A multi-institutional registry study with prospective follow-up [32], in a large cohort of 450 NET patients, reported that grading had no significant impact on PFS, but determined significant differences in OS between G1 and G3 groups (median OS 33 months for G3 tumors, p 0.0098). However, the statistically significance was not maintained between G1 and G2 groups. In a cohort of only G3 neoplasms (Ki67 > 20%), Carlsen and collaborators defined two different populations on the base of Ki67 index (21–55% and > 55%), finding that median PFS and OS were significantly longer for patients with a Ki-67 21–54% (P < 0.001); another parameter evaluated in the study was the grade of differentiation of the primary tumor: well-differentiated tumor had longer OS and PFS than poorly differentiated (P < 0.001) even in an all-G3 neoplasms cohort [15]. Consistent with these results are the findings by [52], also considering only patients with a high Ki67 proliferation index; in this study, a significant difference in PFS (26.3 vs 6.8 months, p = 0.005) and OS (52.9 vs 12.6 months, p = 0.012) was found using a cut off of a Ki67 of 35%. A different stratification was operated by [1], dividing its large cohort of patients in four quartiles considering the Ki67 valor (Q1 < 2%, Q2 2–5%, Q3 5–10%, Q4 > 10%); in their study they found significantly lower OS for Q4 subgroup only when compared with Q1 subgroup (p = 0.01).

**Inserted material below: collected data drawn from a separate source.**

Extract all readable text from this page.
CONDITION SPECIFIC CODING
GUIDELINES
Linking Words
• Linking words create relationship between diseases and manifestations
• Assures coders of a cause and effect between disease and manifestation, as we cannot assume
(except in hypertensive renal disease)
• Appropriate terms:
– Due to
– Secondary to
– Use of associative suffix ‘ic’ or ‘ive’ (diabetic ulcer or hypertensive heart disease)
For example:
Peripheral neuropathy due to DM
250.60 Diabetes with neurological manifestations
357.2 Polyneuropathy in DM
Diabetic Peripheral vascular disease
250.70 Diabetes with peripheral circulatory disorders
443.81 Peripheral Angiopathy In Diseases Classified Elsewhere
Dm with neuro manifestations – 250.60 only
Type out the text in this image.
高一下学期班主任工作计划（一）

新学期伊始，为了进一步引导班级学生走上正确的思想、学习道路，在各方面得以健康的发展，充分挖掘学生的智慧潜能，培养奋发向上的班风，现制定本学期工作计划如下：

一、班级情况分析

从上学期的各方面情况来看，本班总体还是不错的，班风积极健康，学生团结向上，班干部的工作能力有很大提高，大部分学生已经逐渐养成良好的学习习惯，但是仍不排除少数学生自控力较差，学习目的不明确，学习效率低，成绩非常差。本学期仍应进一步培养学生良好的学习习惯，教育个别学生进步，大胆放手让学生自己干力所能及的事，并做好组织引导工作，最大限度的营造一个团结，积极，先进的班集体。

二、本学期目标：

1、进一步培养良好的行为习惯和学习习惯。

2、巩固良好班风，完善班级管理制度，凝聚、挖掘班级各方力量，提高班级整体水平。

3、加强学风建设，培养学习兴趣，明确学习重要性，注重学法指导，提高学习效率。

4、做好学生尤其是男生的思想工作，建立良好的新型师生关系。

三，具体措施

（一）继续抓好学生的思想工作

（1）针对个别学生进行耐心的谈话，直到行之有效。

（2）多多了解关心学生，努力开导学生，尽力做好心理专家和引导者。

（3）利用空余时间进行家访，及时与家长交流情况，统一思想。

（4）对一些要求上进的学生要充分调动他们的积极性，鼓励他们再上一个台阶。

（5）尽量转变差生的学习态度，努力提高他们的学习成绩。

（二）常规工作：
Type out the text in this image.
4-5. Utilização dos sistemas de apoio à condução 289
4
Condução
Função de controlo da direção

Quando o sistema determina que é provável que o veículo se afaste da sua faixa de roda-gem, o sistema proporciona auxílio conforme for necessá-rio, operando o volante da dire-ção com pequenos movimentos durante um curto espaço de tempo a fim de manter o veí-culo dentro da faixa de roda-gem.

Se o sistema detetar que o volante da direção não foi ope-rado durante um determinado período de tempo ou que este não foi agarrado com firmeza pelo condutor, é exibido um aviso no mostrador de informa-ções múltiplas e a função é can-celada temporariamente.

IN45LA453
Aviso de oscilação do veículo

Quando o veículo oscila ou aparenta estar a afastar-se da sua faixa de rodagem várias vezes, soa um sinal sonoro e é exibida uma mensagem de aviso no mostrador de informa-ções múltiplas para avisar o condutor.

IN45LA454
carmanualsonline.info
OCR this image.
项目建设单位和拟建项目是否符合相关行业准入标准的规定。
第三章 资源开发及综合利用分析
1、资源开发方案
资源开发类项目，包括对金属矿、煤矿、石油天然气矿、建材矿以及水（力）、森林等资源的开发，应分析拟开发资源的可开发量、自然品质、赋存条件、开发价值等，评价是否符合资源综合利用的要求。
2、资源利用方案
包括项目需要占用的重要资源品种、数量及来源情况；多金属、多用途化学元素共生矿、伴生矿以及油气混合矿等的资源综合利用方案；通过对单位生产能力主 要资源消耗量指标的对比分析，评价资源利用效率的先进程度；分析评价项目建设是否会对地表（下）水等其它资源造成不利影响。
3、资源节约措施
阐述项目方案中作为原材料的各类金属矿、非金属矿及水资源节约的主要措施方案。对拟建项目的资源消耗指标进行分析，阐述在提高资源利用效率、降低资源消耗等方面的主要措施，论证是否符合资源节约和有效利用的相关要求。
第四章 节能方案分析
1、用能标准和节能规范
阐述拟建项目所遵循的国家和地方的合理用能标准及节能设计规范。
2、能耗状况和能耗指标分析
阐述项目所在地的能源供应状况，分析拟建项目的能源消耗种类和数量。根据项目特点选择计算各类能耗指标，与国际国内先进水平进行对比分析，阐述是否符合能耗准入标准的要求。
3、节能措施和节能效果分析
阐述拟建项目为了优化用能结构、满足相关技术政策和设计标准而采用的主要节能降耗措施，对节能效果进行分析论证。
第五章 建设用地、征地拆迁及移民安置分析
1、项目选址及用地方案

Sabet et al. in 2013 performed a retrospective analysis of a cohort of GEP NET with bone metastases (BM). The results of this paper demonstrated that ki67 > 10% was associated with a shorter TTP (p 0.004). Furthermore, ki67 index was an important prognostic factor that had an impact on OS in this cohort of patients, remaining significant on multivariate analysis (ki67 > 10% vs ki67 < 10% median OS 30 vs 55 months, p 0.008) [61].

A study by Cwikla et al. in 2009 reported that the differences in OS and PFS in patients with G1 and G2 tumors were not statistically significant. On the contrary, G1 and G2 tumors were different in terms of ORR evaluated at 12 months by RECIST criteria (p < 0.05) (Cwikla et al 2009).

Six studies [17, 22, 49, 60, 62, 82] reported no significant difference neither in ORR nor in survival (PFS or OS) according to G after PRRT. In some of these studies [49, 82] the influence of G on ORR, PFS and OS was significant only at univariate analysis but not maintained at subsequently multivariate analysis.